Ad un mese dall’esodo di Franco Battiato, pubblichiamo la lettera di Gianluca Magi richiesta e diffusa da RadioTalpa•Z per commemorare l’amico fraterno.

18 maggio. Ore 5.30.
Spalanco gli occhi in lacrime. Voglio scacciare dalla mente quel sogno che mi ha stralunato.
Pratico in meditazione il sesto livello del GdE. Socchiudo gli occhi. Dopo qualche minuto entro in uno stato che ascende alla Gioia.
Riapro gli occhi. Il sogno riprende il possesso della mia mente.
Faccio la consueta colazione: tè cinese drago-fenice, un kiwi. Poi caffè. Accendo il telefono e un cigarillo. Un sms di una cara amica mi precipita nello sconforto:
«Franco se n’è andato alle 5.30».

Lacrime come pioggia. Non ho la forza di fare nulla. È uno sforzo diramare il comunicato “Incognita in lutto” sulla mia pagina Facebook.
È un atto dovuto per chi in questi anni ha preso parte alle attività di Incognita, il centro transdisciplinare che fondai a Pesaro con Franco.
La giornata di lutto profondo viene straziata da campanelli di giornalisti che mi chiedono «commenti a caldo». Rispondo a tutti che è impossibile: «Sarei in grado solo di piangere in diretta».
Ancora oggi, ad un mese di distanza dal suo esodo, parlarne in privato mi strozza la voce in gola. In pubblico, sarebbe indecoroso.

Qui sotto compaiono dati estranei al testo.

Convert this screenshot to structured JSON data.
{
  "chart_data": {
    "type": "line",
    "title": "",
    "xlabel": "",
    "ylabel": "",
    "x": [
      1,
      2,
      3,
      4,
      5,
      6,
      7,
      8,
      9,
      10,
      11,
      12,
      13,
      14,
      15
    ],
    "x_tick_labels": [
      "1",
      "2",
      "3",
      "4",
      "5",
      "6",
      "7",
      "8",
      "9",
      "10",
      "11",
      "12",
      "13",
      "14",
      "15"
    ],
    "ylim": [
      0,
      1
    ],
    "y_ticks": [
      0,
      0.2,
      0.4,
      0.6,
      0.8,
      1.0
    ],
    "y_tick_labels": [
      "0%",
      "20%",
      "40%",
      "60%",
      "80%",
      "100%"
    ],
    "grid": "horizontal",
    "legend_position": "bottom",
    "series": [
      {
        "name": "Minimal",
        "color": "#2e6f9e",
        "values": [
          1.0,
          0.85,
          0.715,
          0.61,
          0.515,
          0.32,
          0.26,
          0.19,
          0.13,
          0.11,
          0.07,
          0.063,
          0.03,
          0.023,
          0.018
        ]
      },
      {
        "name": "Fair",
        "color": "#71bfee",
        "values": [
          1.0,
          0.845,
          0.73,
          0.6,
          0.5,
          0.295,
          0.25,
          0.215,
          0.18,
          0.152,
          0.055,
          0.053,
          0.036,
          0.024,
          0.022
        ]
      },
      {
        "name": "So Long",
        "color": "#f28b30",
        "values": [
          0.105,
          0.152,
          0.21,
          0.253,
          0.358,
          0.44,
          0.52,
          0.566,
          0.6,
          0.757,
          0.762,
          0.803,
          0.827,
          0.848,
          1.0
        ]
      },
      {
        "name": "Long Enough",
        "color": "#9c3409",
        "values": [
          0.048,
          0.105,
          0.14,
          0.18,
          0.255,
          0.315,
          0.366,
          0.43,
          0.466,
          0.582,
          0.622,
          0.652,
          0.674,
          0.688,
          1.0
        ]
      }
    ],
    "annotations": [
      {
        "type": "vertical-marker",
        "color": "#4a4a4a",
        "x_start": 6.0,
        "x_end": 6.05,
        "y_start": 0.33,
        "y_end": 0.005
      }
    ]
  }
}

Nel cuore dell’umanità appaiono figure ammirevoli che spandono su di noi Luce e consolazione dalla quotidiana miseria. Sono loro a fare la grandezza dell’uomo, e a sollevarci continuamente verso l’alto. Verso la nostra natura stellare.
Sono dei pilastri dello Spirito che sorreggono la realtà invisibile. Quella decisiva. Che compenetra incessantemente quella visibile.
Nel sufismo si chiamano Quṭb.
Quando viene a mancare uno di questi pilastri, la realtà vacilla.
Ci sono esseri speciali, sconosciuti o conosciuti, che per il fatto di essere vivi elevano le frequenze dell’esistenza. Franco era tra questi. Sans doute.

Franco è stato un amico fraterno che per vent’anni mi è sempre stato vicino. In tante avventure private e pubbliche.
Il mio affetto e riconoscenza nei suoi confronti sono enormi.

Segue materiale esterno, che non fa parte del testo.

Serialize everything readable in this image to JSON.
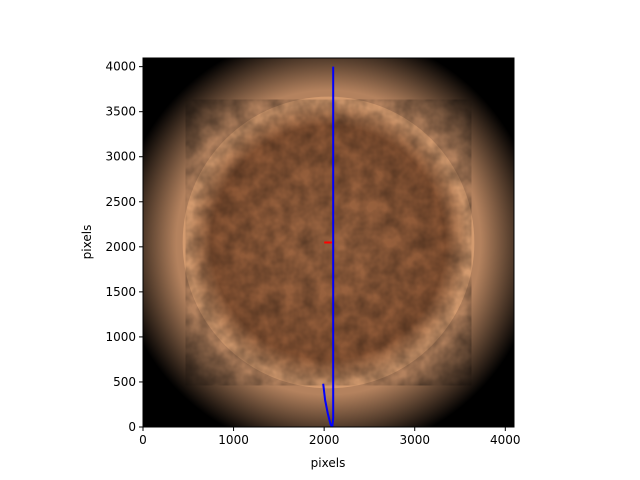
{
  "chart_data": {
    "type": "line",
    "title": "",
    "xlabel": "pixels",
    "ylabel": "pixels",
    "xlim": [
      0,
      4096
    ],
    "ylim": [
      0,
      4096
    ],
    "x_ticks": [
      0,
      1000,
      2000,
      3000,
      4000
    ],
    "y_ticks": [
      0,
      500,
      1000,
      1500,
      2000,
      2500,
      3000,
      3500,
      4000
    ],
    "x_tick_labels": [
      "0",
      "1000",
      "2000",
      "3000",
      "4000"
    ],
    "y_tick_labels": [
      "0",
      "500",
      "1000",
      "1500",
      "2000",
      "2500",
      "3000",
      "3500",
      "4000"
    ],
    "grid": false,
    "background_image": {
      "kind": "solar-disk-image",
      "disk_center": [
        2048,
        2048
      ],
      "disk_radius": 1610,
      "colors": {
        "core": "#a26a45",
        "mid": "#8a5534",
        "limb": "#d39a6e",
        "corona": "#b4825e",
        "sky": "#000000"
      }
    },
    "series": [
      {
        "color": "#0000ff",
        "points": [
          [
            2100,
            4000
          ],
          [
            2100,
            3000
          ],
          [
            2100,
            2000
          ],
          [
            2100,
            1000
          ],
          [
            2100,
            400
          ],
          [
            2100,
            100
          ],
          [
            2090,
            0
          ],
          [
            2070,
            30
          ],
          [
            2040,
            150
          ],
          [
            2010,
            300
          ],
          [
            1990,
            480
          ]
        ]
      },
      {
        "color": "#ff0000",
        "points": [
          [
            2000,
            2048
          ],
          [
            2085,
            2048
          ]
        ]
      }
    ]
  }
}
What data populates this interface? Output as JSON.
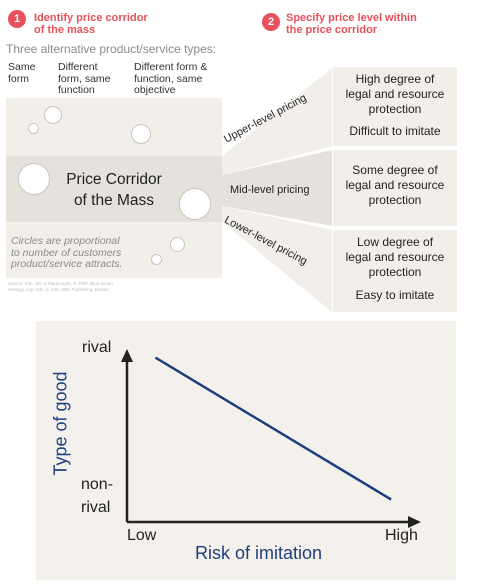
{
  "step1": {
    "number": "1",
    "title_line1": "Identify price corridor",
    "title_line2": "of the mass"
  },
  "step2": {
    "number": "2",
    "title_line1": "Specify price level within",
    "title_line2": "the price corridor"
  },
  "types_heading": "Three alternative product/service types:",
  "columns": [
    {
      "line1": "Same",
      "line2": "form",
      "line3": ""
    },
    {
      "line1": "Different",
      "line2": "form, same",
      "line3": "function"
    },
    {
      "line1": "Different form &",
      "line2": "function, same",
      "line3": "objective"
    }
  ],
  "corridor_label": {
    "line1": "Price Corridor",
    "line2": "of the Mass"
  },
  "note": {
    "line1": "Circles are proportional",
    "line2": "to number of customers",
    "line3": "product/service attracts."
  },
  "source": {
    "line1": "Source: Kim, WC & Mauborgne, R 2005, Blue ocean",
    "line2": "strategy, exp. edn, p. 128, HBS Publishing, Boston."
  },
  "pricing_labels": {
    "upper": "Upper-level pricing",
    "mid": "Mid-level pricing",
    "lower": "Lower-level pricing"
  },
  "levels": {
    "upper": {
      "line1": "High degree of",
      "line2": "legal and resource",
      "line3": "protection",
      "extra": "Difficult to imitate"
    },
    "mid": {
      "line1": "Some degree of",
      "line2": "legal and resource",
      "line3": "protection"
    },
    "lower": {
      "line1": "Low degree of",
      "line2": "legal and resource",
      "line3": "protection",
      "extra": "Easy to imitate"
    }
  },
  "colors": {
    "accent": "#e8505b",
    "axis": "#1e3f7e",
    "panel": "#f2efeb"
  },
  "chart_data": {
    "type": "line",
    "xlabel": "Risk of imitation",
    "ylabel": "Type of good",
    "x_ticks": [
      "Low",
      "High"
    ],
    "y_ticks": {
      "top": "rival",
      "bottom_line1": "non-",
      "bottom_line2": "rival"
    },
    "x": [
      0.1,
      0.93
    ],
    "y": [
      0.95,
      0.13
    ],
    "xlim": [
      0,
      1
    ],
    "ylim": [
      0,
      1
    ],
    "grid": false
  }
}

Dicevo: ci sono esseri umani che elevano la frequenza dell’esistenza.
Nel caso di Franco non era solo in forza della sua arte sublime che sollecita le parti più nobili ed elevate di ciascuno di noi, ma per il suo esempio vivente di spiritualità, intelligenza, humor, bontà d’animo e generosità. E di un’umiltà che ti lasciava a bocca aperta.

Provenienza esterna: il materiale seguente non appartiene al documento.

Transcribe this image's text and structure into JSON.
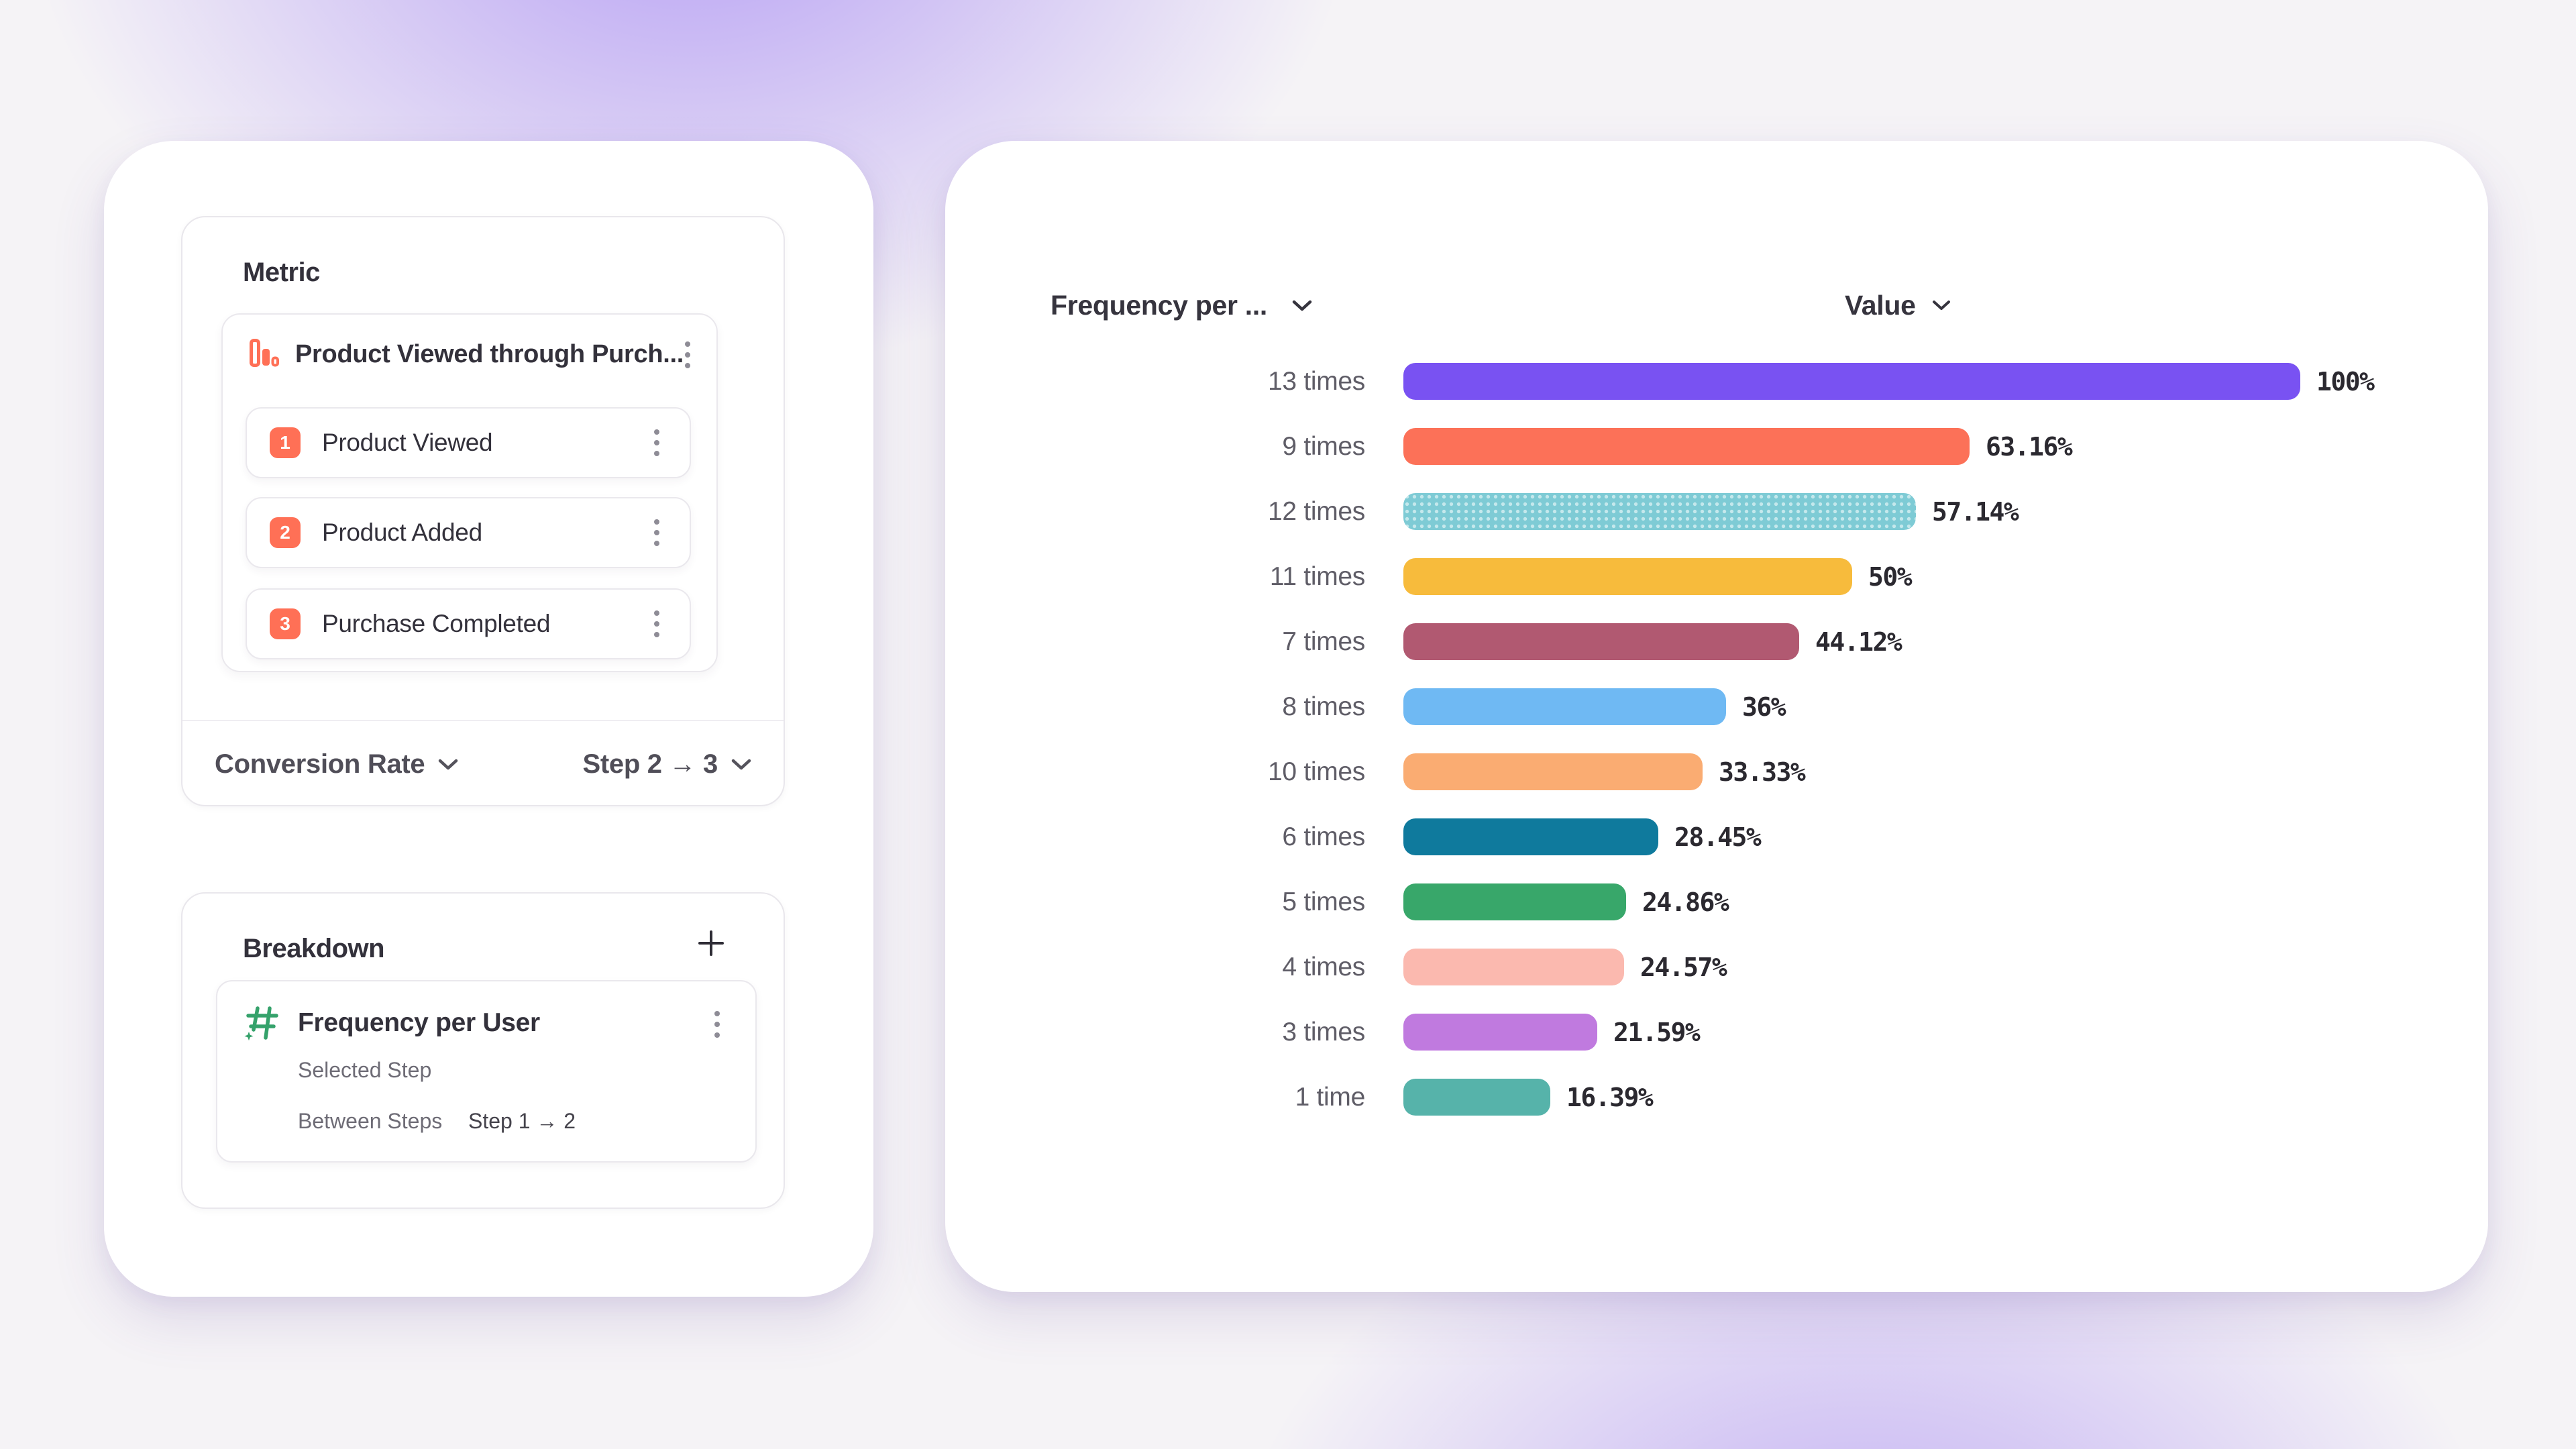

Oggi in questa Italia scialba e alla deriva, con pochissimi esempi viventi di tali qualità unificate e unificanti, dovremo fare ancora più appello al nostro principio interiore per mantenerle vive. E con esse, la nostra umanità. Lontana da egoismo, utilitarismo, corruzione, prevaricazione, ignoranza ed egemonia delle cose materiali. Che frantumano e dividono. All’interno e all’esterno.

I giorni precedenti al 18 maggio avevo messo mano agli appunti di alcune nostre conversazioni che costituiranno l’inedito per la riedizione, a settembre, de Lo stato intermedio, un libro del 2016 che avevamo scritto insieme e da tempo fuori catalogo. L’ultima nostra avventura pubblica insieme.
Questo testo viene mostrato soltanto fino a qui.